It’s normal for teenagers to be moody at times. But when are an adolescent’s mood swings a sign of something more—like mental illness?
Mental illness is more common in teens than you think. But many types of mental illness are treatable, and it’s just a matter of pinpointing the diagnosis.
Six Facts About Mental Illness
Here are 6 facts about mental illness in teens that parents should be aware of.
Physicians define “mental illness” differently than most of us do
Physicians look at specific criteria in order to determine if a person has a mental illness.
For a person to be diagnosed with major depressive disorder, physicians generally look for depressed mood or a lack of interest in hobbies or recreational activities. However, in teens, these signs might show up as changes in their grades, a disinterest in friends, or out-of-character irritability.
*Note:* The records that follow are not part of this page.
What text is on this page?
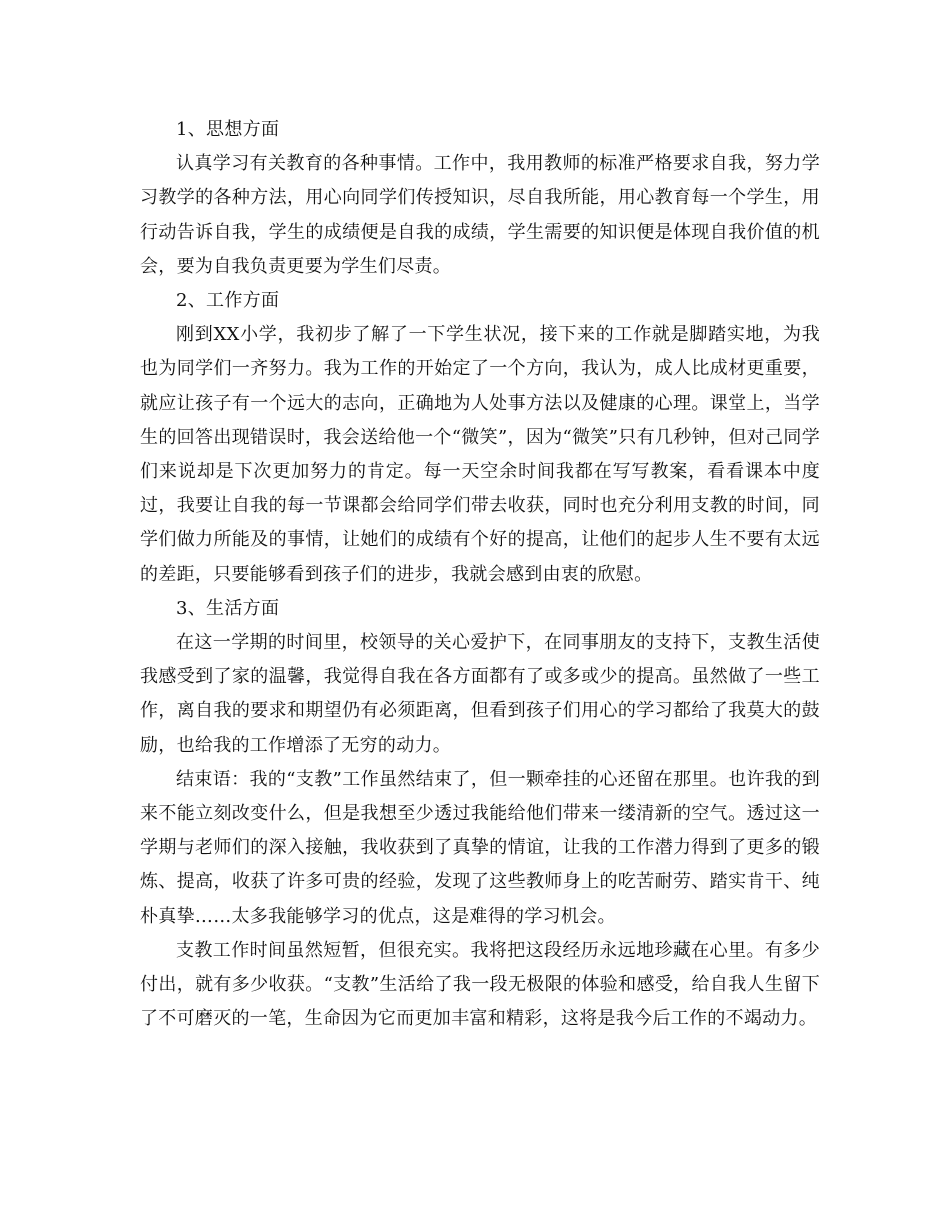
1、思想方面

认真学习有关教育的各种事情。工作中，我用教师的标准严格要求自我，努力学习教学的各种方法，用心向同学们传授知识，尽自我所能，用心教育每一个学生，用行动告诉自我，学生的成绩便是自我的成绩，学生需要的知识便是体现自我价值的机会，要为自我负责更要为学生们尽责。

2、工作方面

刚到XX小学，我初步了解了一下学生状况，接下来的工作就是脚踏实地，为我也为同学们一齐努力。我为工作的开始定了一个方向，我认为，成人比成材更重要，就应让孩子有一个远大的志向，正确地为人处事方法以及健康的心理。课堂上，当学生的回答出现错误时，我会送给他一个“微笑”，因为“微笑”只有几秒钟，但对己同学们来说却是下次更加努力的肯定。每一天空余时间我都在写写教案，看看课本中度过，我要让自我的每一节课都会给同学们带去收获，同时也充分利用支教的时间，同学们做力所能及的事情，让她们的成绩有个好的提高，让他们的起步人生不要有太远的差距，只要能够看到孩子们的进步，我就会感到由衷的欣慰。

3、生活方面

在这一学期的时间里，校领导的关心爱护下，在同事朋友的支持下，支教生活使我感受到了家的温馨，我觉得自我在各方面都有了或多或少的提高。虽然做了一些工作，离自我的要求和期望仍有必须距离，但看到孩子们用心的学习都给了我莫大的鼓励，也给我的工作增添了无穷的动力。

结束语：我的“支教”工作虽然结束了，但一颗牵挂的心还留在那里。也许我的到来不能立刻改变什么，但是我想至少透过我能给他们带来一缕清新的空气。透过这一学期与老师们的深入接触，我收获到了真挚的情谊，让我的工作潜力得到了更多的锻炼、提高，收获了许多可贵的经验，发现了这些教师身上的吃苦耐劳、踏实肯干、纯朴真挚……太多我能够学习的优点，这是难得的学习机会。

支教工作时间虽然短暂，但很充实。我将把这段经历永远地珍藏在心里。有多少付出，就有多少收获。“支教”生活给了我一段无极限的体验和感受，给自我人生留下了不可磨灭的一笔，生命因为它而更加丰富和精彩，这将是我今后工作的不竭动力。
If at least one of those symptoms is present, additional criteria are assessed.
Additionally, five out of following seven symptoms are required for diagnosis:
- changes in sleep
- new onset of guilt
- changes in energy level
- changes in concentration or task completion
- changes in appetite
- changes in motivation
- thoughts of suicide
If a person has experienced five of those symptoms nearly every day, for at least two weeks, he or she might be diagnosed with major depressive disorder.
The lesson: If your teen has occasional episodes of anger or stays out late sometimes, it’s probably not a reason to be worried.
On the other hand, if those feelings persist and there are other unusual symptoms, it’s probably a good idea to talk to your doctor.
Warning signs of mental illness in teens vary depending on the condition
For most kids, one of the telltale signs is going to be a decline in grades, but there are other warning signs, as well.
Changes in social habits including pulling away from school, friends, and activities that your child has enjoyed participating in in the past could be another warning sign.
Generalized anxiety, social phobias, and depression also have their own unique symptoms.
Symptoms of generalized anxiety disorder include:
- Feeling restless, wound up, or on edge
- Becoming fatigued easily
- Struggling with concentration
- Experiencing irritability
- Feeling muscle tension
- Having difficulty keeping worry levels under control
- Struggling with sleep, such as difficulties falling asleep or staying asleep, or not feeling well-rested
Social anxiety disorder symptoms include:
- Feeling very anxious at the thought of being around others, and struggling to talk to other people
- Experiencing extreme self-consciousness and fear of humiliation, embarrassment, rejection, or offending people
- Worrying about being judged
- Feeling anxious days or even weeks ahead of a social event
- Avoiding places where other people will be
- Struggling to make and keep friends
- Blushing, sweating, or trembling around others
- Experiencing nausea around other people
And signs of depression include:
- Feeling persistently sad, anxious, or empty
- Experiencing hopelessness or pessimism
- Struggling with irritability
- Feeling guilty, worthless, or helpless
- Losing interest in hobbies or activities that used to be enjoyable
- Struggling with fatigue or lack of energy
- Moving and/or talking more slowly than usual
- Feeling restless
- Struggling with concentration, memory, and/or decision-making
- Experiencing unexplained changes in appetite or weight
- Having thoughts of death or suicide
- Unexplained aches or pains that don’t go away when treated
While at least some of these symptoms generally have to be present for several weeks or months before an accurate diagnosis can be made, sometimes, even just 2 weeks’ worth of symptoms is enough to consider a diagnosis.
Mental illness in teens is more common than people think—but also very treatable
Mental illness is preventable. However, in most cases, parents don’t bring the child in until after issues have been going on for months and months because they are in denial. Most parents feel that, “It can’t possibly be what’s happening to my child.”
You should talk to your teen if you’re concerned.
If your teen seems stressed or if there’s been a significant change in their behavior it’s best to address it in conversation with them first. It may not necessarily mean a psychiatric diagnosis like depression or anxiety, but it could still be a sign that there is something going on in their life that is acting as some type of stressor.